The Case for Online Branding – Taking Measure of the Metrics
By: Scott Knoll
The truth behind the axiom “if you can’t measure it, you can’t manage it” resonates with brands and marketers everywhere. In an industry that spends approximately $446 Billion on advertising per year, measuring the effectiveness of the dollars spent is no small matter. While most folks in the online marketing industry would agree that the Web delivers the most measurable ROI of any advertising medium, only about 15% of advertising is spent on the Web, and only a tiny sliver of that is spent on online branding.
Why is this so? For one thing, the Internet remains curiously undervalued as a branding medium. Geraldine Madeira of Microsoft recently stressed the point by saying that the Internet is still disproportionately used for direct response advertising, even though its capabilities for branding have grown exponentially. Advertising technology has evolved to include social media, rich media, and interactive video, all of which create robust opportunities for building brand awareness and brand loyalty.
I would take this idea one step further. For an industry that has been talking about the value of online measurement for ten plus years, we are still suffering from a startling lack of comprehension about advertising analytics that go beyond direct response. Marketers continue to measure ROI through the narrow lens of static metrics. Direct marketers want to achieve clicks, signups, or instant sales. However these are inadequate metrics for brand advertisers, who strive to achieve awareness, interest and intent. These are dynamic and fluid concepts that don’t fit the standard Web analytics model. Gauging branding by direct metrics is like using a slide rule to measure the velocity of a wave. This is the primary reason that brand advertising hasn’t migrated to the web en mass, despite the increasing amount of time people spend on the web every day.

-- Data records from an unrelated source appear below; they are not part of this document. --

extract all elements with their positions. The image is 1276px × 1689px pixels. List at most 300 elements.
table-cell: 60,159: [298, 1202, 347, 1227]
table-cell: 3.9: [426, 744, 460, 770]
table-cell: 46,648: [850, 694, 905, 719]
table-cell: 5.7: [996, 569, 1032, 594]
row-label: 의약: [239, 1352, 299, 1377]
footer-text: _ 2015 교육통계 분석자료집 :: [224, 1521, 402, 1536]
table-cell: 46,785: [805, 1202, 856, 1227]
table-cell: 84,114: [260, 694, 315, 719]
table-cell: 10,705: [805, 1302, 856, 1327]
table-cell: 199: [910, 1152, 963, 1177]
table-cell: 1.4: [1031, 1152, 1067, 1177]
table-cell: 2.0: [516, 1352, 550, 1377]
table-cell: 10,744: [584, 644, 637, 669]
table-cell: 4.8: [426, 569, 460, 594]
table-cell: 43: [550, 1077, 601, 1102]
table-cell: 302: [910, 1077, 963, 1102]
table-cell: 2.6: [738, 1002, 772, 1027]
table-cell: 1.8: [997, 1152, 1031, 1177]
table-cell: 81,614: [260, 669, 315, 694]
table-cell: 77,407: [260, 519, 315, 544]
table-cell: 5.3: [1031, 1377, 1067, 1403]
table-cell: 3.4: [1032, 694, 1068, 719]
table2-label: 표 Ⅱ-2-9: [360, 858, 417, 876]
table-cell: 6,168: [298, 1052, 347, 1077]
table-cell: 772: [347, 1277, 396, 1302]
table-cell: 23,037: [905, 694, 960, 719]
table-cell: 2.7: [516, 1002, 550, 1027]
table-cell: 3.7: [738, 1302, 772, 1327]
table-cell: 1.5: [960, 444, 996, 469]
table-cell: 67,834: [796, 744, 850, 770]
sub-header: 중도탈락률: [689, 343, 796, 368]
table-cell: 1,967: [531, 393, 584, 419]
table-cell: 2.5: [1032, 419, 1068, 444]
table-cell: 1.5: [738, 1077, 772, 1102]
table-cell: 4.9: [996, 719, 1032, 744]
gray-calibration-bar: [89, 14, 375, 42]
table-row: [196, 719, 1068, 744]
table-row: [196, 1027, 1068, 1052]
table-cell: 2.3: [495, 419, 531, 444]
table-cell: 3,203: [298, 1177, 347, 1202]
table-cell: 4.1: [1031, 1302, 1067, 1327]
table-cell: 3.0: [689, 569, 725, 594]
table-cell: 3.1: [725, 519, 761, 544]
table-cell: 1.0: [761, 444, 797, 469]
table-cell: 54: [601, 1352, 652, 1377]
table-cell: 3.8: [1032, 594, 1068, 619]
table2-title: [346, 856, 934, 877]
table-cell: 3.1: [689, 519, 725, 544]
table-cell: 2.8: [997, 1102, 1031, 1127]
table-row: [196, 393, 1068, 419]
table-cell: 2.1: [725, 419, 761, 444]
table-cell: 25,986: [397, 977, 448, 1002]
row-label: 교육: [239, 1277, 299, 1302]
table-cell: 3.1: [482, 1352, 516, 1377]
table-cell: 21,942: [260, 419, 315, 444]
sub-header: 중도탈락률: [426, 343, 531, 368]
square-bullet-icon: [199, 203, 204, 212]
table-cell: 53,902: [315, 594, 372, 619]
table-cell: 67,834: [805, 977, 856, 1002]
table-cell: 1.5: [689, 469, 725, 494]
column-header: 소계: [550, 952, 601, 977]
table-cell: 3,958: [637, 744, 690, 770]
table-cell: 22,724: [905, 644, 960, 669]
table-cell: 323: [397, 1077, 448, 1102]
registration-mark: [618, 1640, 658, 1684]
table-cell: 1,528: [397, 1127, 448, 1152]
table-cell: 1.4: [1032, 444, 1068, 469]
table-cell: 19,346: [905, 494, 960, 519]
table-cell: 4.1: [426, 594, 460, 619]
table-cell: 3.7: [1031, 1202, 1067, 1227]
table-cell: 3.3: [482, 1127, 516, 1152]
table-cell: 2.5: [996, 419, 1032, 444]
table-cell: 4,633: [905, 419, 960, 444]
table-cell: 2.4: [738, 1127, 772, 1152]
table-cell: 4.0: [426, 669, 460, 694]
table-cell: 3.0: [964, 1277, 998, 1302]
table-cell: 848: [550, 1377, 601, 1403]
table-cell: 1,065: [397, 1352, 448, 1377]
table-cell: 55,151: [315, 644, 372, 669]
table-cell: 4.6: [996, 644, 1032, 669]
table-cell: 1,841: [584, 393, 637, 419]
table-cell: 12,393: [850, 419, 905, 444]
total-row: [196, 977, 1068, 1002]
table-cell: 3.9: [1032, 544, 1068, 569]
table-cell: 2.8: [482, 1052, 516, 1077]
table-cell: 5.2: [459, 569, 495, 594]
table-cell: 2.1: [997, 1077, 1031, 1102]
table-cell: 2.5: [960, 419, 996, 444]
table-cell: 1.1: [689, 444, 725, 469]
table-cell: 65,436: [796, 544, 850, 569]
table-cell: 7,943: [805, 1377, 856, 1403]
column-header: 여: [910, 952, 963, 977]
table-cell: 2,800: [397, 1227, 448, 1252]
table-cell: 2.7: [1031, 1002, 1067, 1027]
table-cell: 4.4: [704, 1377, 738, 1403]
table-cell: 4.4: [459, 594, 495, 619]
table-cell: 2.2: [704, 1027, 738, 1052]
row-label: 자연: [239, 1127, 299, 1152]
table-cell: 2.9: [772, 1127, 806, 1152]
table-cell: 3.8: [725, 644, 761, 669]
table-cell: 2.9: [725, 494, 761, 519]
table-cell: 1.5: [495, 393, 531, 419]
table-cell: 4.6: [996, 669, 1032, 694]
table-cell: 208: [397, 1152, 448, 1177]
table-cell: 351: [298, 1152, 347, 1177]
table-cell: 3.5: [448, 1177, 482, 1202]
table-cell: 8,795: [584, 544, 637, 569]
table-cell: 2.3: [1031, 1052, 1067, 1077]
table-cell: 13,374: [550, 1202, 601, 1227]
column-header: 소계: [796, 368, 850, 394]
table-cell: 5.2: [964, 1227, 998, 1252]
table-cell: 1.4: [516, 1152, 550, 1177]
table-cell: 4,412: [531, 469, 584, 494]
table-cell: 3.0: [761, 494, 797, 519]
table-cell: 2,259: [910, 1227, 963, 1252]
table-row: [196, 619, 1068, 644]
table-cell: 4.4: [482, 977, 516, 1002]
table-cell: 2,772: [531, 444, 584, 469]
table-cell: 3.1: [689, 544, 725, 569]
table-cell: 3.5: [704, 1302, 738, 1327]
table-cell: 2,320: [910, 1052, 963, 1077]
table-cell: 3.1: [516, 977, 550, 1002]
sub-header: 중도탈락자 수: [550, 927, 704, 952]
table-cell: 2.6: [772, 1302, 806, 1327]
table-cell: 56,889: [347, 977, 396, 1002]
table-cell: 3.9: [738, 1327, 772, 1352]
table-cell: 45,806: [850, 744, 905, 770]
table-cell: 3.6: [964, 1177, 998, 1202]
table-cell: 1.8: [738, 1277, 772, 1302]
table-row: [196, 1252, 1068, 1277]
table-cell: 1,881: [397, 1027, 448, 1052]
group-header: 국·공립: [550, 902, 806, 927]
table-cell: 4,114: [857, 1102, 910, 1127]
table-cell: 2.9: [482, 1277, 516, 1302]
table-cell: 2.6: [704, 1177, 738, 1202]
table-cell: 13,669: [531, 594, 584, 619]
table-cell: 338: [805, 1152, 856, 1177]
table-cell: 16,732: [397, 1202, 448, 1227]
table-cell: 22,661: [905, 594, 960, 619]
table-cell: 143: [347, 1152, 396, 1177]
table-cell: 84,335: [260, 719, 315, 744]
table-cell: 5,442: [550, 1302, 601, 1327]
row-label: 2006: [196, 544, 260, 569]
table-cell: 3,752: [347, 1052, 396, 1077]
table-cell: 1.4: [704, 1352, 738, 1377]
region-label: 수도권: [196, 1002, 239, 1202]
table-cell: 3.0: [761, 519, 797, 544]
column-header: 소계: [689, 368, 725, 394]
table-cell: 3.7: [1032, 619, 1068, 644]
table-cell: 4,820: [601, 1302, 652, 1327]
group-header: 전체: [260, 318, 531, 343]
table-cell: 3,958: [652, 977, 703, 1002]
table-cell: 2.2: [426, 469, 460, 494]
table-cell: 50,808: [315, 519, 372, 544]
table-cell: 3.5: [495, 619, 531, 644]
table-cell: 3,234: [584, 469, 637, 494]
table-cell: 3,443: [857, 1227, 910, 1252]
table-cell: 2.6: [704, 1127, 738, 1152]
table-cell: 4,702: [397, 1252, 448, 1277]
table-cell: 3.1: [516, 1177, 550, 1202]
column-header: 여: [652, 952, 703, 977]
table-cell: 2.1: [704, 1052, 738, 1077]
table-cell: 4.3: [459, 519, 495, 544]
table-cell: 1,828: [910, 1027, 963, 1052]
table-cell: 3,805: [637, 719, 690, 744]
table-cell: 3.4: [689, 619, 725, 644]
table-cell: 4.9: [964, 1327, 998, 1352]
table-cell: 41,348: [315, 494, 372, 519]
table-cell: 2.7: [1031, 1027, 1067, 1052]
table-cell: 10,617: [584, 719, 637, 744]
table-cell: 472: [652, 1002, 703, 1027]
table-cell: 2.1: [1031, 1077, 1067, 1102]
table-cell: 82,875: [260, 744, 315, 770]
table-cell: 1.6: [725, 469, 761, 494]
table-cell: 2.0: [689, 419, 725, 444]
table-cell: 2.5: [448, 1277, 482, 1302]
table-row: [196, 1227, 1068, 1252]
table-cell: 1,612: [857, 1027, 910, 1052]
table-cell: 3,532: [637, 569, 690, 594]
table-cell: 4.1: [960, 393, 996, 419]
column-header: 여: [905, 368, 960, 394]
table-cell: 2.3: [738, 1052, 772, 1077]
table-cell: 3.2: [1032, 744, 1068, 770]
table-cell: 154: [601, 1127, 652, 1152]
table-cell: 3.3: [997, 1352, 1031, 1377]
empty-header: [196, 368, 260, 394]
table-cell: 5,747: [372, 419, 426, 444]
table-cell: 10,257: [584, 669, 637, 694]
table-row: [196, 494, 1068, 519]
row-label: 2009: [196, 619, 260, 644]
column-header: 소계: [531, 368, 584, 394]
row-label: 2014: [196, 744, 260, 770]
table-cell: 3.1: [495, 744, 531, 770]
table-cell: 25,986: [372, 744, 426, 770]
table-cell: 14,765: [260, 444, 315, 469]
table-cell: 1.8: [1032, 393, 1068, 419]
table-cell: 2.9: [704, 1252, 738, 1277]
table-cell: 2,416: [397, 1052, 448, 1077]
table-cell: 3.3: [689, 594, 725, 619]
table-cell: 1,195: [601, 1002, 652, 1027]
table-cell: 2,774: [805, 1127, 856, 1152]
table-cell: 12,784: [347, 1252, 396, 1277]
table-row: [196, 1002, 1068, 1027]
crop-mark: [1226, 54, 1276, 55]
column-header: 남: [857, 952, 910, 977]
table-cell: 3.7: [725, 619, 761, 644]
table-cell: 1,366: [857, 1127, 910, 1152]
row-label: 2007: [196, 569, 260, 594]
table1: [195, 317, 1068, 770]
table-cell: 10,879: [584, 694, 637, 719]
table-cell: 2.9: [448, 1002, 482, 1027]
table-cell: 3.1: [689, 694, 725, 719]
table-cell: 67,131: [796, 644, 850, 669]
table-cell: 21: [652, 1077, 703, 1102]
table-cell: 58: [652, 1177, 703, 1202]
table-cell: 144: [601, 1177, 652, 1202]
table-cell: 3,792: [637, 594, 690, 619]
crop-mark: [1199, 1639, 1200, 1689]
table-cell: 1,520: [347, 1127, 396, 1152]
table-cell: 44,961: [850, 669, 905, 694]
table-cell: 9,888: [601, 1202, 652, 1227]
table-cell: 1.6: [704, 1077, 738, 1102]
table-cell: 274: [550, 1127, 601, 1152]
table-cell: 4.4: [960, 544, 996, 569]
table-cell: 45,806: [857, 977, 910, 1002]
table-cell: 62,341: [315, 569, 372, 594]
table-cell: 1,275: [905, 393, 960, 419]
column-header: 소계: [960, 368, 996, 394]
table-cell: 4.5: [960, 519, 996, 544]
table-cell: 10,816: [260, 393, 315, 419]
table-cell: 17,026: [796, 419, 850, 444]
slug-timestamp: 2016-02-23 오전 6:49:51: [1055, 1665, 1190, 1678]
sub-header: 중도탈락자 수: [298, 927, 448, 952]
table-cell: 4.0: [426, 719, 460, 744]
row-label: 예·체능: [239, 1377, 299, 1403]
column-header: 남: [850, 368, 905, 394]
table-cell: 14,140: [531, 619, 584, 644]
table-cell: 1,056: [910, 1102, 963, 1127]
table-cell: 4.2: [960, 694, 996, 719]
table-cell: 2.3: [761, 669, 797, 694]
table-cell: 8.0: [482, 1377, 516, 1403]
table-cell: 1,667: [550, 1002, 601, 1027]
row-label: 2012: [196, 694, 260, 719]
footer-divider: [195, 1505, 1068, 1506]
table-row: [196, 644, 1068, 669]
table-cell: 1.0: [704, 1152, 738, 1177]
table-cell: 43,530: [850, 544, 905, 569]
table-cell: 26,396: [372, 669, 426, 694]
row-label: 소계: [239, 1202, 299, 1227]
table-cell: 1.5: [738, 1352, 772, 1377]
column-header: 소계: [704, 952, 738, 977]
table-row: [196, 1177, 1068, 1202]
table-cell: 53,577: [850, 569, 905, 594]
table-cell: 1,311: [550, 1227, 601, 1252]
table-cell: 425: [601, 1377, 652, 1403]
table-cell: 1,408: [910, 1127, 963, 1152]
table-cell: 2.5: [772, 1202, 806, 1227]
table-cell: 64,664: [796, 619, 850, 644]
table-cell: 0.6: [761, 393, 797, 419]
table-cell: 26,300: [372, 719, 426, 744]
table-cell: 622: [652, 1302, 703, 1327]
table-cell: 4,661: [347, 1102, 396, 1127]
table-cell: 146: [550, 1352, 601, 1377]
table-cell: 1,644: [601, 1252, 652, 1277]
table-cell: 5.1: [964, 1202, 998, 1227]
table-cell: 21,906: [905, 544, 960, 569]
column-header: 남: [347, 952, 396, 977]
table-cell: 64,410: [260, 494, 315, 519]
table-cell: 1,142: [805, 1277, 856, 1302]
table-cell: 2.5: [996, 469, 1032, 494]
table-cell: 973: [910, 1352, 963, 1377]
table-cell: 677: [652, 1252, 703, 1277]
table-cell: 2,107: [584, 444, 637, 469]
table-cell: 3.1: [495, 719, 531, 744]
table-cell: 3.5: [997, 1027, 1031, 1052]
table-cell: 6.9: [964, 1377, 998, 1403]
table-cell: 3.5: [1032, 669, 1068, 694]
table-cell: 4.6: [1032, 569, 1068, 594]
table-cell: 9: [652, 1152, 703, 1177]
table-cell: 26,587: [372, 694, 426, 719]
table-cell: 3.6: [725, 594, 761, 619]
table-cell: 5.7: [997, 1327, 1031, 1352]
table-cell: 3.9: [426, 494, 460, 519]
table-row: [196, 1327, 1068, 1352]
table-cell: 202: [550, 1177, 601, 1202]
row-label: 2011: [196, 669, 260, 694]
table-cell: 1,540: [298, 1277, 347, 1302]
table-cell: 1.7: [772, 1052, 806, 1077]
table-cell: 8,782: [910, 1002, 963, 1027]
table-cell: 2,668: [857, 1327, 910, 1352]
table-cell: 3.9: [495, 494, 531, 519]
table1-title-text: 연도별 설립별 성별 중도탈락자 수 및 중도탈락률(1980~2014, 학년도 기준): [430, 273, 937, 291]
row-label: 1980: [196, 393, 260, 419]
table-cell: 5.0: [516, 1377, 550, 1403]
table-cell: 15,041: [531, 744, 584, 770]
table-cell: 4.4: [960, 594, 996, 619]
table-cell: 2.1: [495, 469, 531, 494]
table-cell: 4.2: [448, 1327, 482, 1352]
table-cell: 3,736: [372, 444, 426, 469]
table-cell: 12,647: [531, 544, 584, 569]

The perception of online measurement simply needs a rethink, especially when it comes to branding. Audience insights gained through business intelligence post-campaign are very powerful and can inform marketing strategy for both branding and direct response advertisers alike. To get the most value from online branding, marketers should be asking:
- Am I reaching the audience I am paying for?
- Who has seen my ad and how often?
- How has my message or creative resonated with my target audience?
- Are there new segments of the population who I should be targeting with my message?
We are witnessing a transitional period in the online advertising industry. Today, emerging audience measurement technologies exist that rival offline metrics for providing deeper insight into customers. Advertisers are no longer simply buying media on Web sites to reach a particular audience; they are using behavioral and audience data to learn more about their customers.
To get better at branding on the web, we need to use tools that are designed to provide valuable insights into the user behind the browser. This is a clear migration towards better leveraging the plethora of data that differentiates the Internet from any other form of media. Until marketers can quickly and accurately measure the actual audience who is exposed to their advertisements with a standard 3rd party data set, the Internet will never reach its true potential as a mature advertising medium.